Mol Biol Cell. 2022 Nov 1;33(13):ar117. doi: 10.1091/mbc.E22-05-0189. Epub 2022 Aug 31.
Assembly of the nucleus following mitosis requires rapid and coordinate recruitment of diverse constituents to the inner nuclear membrane. We have identified an unexpected role for the nucleoporin Nup153 in promoting the continued addition of a subset of nuclear envelope (NE) proteins during initial expansion of nascent nuclei. Specifically, disrupting the function of Nup153 interferes with ongoing addition of B-type lamins, lamin B receptor, and SUN1 early in telophase, after the NE has initially enclosed chromatin. In contrast, effects on lamin A and SUN2 were minimal, pointing to differential requirements for the ongoing targeting of NE proteins. Further, distinct mistargeting phenotypes arose among the proteins that require Nup153 for NE targeting. Thus, disrupting the function of Nup153 in nuclear formation reveals several previously undescribed features important for establishing nuclear architecture: 1) a role for a nuclear basket constituent in ongoing recruitment of nuclear envelope components, 2) two functionally separable phases of NE formation in mammalian cells, and 3) distinct requirements of individual NE residents for continued targeting during the expansion phase of NE reformation.

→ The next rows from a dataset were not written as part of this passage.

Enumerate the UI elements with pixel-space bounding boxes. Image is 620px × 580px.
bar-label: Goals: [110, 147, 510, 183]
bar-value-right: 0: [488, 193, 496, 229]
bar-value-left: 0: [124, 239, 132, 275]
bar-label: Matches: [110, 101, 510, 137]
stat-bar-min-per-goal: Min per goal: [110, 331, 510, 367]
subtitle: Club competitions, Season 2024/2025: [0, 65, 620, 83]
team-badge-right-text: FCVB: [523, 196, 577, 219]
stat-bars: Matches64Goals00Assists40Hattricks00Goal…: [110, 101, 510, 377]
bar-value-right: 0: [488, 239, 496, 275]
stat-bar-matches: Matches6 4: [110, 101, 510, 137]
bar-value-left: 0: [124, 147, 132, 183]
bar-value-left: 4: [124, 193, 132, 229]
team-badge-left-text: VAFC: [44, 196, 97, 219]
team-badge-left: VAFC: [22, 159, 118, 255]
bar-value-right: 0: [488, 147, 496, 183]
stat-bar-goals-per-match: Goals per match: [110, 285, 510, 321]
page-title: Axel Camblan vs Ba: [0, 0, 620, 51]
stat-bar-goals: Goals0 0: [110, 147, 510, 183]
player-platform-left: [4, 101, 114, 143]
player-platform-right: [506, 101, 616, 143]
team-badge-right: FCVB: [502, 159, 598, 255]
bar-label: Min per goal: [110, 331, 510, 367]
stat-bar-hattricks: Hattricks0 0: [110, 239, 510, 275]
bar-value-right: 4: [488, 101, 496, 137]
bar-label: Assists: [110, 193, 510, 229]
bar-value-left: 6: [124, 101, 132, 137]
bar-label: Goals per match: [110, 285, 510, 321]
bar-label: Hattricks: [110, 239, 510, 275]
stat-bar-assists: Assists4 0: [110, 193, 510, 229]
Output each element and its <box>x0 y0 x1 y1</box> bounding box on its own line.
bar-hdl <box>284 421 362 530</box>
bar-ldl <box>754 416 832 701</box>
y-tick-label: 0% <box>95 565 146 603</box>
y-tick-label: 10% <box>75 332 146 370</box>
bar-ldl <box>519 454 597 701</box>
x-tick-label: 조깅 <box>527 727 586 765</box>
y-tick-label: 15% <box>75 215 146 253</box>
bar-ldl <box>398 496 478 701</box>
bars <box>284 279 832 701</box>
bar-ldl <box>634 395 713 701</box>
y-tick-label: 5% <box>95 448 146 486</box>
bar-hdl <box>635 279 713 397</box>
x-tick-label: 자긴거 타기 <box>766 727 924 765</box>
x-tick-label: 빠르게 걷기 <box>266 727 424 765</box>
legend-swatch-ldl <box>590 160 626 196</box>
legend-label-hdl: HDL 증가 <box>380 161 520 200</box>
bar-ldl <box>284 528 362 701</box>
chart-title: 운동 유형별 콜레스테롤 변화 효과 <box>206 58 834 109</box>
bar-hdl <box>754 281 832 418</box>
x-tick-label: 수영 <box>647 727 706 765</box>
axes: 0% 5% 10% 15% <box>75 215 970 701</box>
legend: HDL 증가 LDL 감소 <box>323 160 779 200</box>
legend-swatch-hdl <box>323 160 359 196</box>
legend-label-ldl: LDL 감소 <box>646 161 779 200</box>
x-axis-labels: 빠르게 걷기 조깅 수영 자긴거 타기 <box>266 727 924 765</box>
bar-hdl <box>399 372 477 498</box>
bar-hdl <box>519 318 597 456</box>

有丝分裂后核的组装需要快速协调地将各种成分募集到内核膜上。我们发现核孔蛋白 Nup153 具有一个意想不到的作用,即在核膜最初包围染色质后,在有丝分裂末期,促进核被膜 (NE) 蛋白的持续添加。具体来说,破坏 Nup153 的功能会干扰 B 型核纤层蛋白、核纤层蛋白受体和 SUN1 的持续添加,这发生在 NE 最初包裹染色质之后。相比之下,对核纤层蛋白 A 和 SUN2 的影响最小,这表明持续靶向 NE 蛋白的需求存在差异。此外,在需要 Nup153 进行 NE 靶向的蛋白质中,出现了不同的靶向错误表型。因此,破坏核形成过程中 Nup153 的功能揭示了一些建立核架构的重要的、之前未描述的特征:1)核篮状结构成分在核被膜成分的持续募集中的作用,2)哺乳动物细胞中核形成的两个功能可分离的阶段,以及 3)在核膜重新形成的扩展阶段,单个核被膜居民持续靶向的不同需求。